Qué implica esto: Aproximadamente un tercio de los pacientes que buscan ayuda profesional en realidad padecen el trastorno. Sin embargo, se producen muchos falsos positivos: hoy en día, a muchas personas que parecen tener el trastorno se les aconseja el uso inmediato de antidepresivos, pero esto no siempre es así, lo cual es muy negativo, ya que se pierde la perspectiva de lo normal con respecto a los problemas y se recurre a medicamentos con efectos secundarios. También puede presentarse distimia, un tipo de depresión leve que dura años (lo que percibimos como "mal carácter crónico", esa persona que siempre ve un problema en todo) y para la cual los tratamientos tienen poco efecto. Muchas personas también experimentan "desencadenantes" de la depresión, como el parto y el ciclo menstrual.

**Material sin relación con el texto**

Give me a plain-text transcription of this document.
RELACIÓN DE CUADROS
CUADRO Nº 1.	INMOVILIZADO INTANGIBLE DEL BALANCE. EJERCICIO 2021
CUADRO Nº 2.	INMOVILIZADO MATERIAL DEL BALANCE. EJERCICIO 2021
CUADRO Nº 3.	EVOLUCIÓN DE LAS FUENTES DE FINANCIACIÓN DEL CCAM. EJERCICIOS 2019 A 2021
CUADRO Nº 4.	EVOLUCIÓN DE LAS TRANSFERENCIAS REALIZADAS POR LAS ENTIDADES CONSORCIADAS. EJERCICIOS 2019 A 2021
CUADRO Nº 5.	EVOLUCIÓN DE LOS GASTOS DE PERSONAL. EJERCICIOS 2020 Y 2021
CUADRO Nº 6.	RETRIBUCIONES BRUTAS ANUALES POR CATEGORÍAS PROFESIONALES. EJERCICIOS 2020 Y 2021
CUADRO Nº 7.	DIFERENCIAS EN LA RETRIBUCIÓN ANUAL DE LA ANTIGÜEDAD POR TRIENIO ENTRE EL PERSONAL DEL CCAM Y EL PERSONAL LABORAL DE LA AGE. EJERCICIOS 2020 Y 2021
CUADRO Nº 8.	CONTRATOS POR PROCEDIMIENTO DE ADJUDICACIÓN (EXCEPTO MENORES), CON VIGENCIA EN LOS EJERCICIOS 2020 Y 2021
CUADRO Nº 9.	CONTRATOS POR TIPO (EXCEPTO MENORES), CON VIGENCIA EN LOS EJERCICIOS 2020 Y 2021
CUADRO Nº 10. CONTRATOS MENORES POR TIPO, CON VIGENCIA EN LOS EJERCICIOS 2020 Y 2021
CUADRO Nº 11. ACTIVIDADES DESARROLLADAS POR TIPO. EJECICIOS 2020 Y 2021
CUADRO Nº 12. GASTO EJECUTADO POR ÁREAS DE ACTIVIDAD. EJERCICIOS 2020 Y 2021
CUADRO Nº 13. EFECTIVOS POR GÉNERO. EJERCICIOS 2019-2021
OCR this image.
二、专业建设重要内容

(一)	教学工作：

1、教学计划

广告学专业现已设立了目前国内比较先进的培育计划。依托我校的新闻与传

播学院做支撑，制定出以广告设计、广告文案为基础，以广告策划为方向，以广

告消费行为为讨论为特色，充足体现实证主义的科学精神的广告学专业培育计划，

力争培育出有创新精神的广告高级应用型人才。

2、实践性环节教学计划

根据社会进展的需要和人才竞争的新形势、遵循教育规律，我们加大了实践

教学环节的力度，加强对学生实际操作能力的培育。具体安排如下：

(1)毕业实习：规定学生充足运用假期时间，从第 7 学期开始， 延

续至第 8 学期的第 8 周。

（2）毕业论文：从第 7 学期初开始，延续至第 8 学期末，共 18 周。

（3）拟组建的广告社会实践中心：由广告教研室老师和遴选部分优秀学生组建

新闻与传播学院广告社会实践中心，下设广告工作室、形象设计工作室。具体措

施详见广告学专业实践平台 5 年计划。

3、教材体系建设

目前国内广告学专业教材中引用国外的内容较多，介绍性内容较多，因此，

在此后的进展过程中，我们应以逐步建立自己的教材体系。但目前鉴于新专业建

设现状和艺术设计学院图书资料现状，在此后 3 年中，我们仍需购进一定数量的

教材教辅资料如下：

Tratamiento: La depresión leve no requiere medicación, y los tratamientos farmacológicos pueden ser eficaces. En casos más graves, especialmente cuando existe riesgo de suicidio, la medicación es importante.

Ansiedad

Cómo se presenta: La ansiedad puede surgir de pensamientos, sentimientos o eventos vitales en general. Pero después de un mes de tensión y preocupación, suele aparecer como reacción a un estrés prolongado. Abarca aspectos corporales e implica cambios en el comportamiento. La ansiedad está relacionada con la supervivencia: las investigaciones indican que, para preservar la integridad física ante un ataque o amenaza, las personas activan respuestas rápidas, adaptativas y efectivas; sin embargo, estas, si se prolongan, pueden tener consecuencias dolorosas para el cuerpo.

Síntomas: hiperactividad, taquicardia, dificultad para respirar, pérdida de control y razonamiento, temblores, sudoración excesiva, náuseas, insomnio, debilidad o rigidez muscular, inquietud motora, pensamientos negativos, obsesión o problemas para comunicarse con los demás.

Qué implica: Puede causar arritmia cardíaca o derivar en un trastorno de pánico (síndrome de pánico es el término común, pero es incorrecto): se trata de crisis muy evidentes que duran de 10 a 20 minutos, a veces con malestar repentino. Es una afección recurrente, pero no es la más común relacionada con el estrés y la ansiedad. La más común es una combinación de ansiedad y depresión. En la práctica, esto es lo que padece la mayoría de la población.

Tratamiento: La ansiedad también presenta distintos grados de gravedad, desde leves hasta graves. Cada persona responde mejor a un tratamiento específico; por ejemplo, quienes no pueden salir de casa necesitan meditación, pero otros encuentran bienestar a través de la meditación, el masaje y, especialmente, la acupuntura.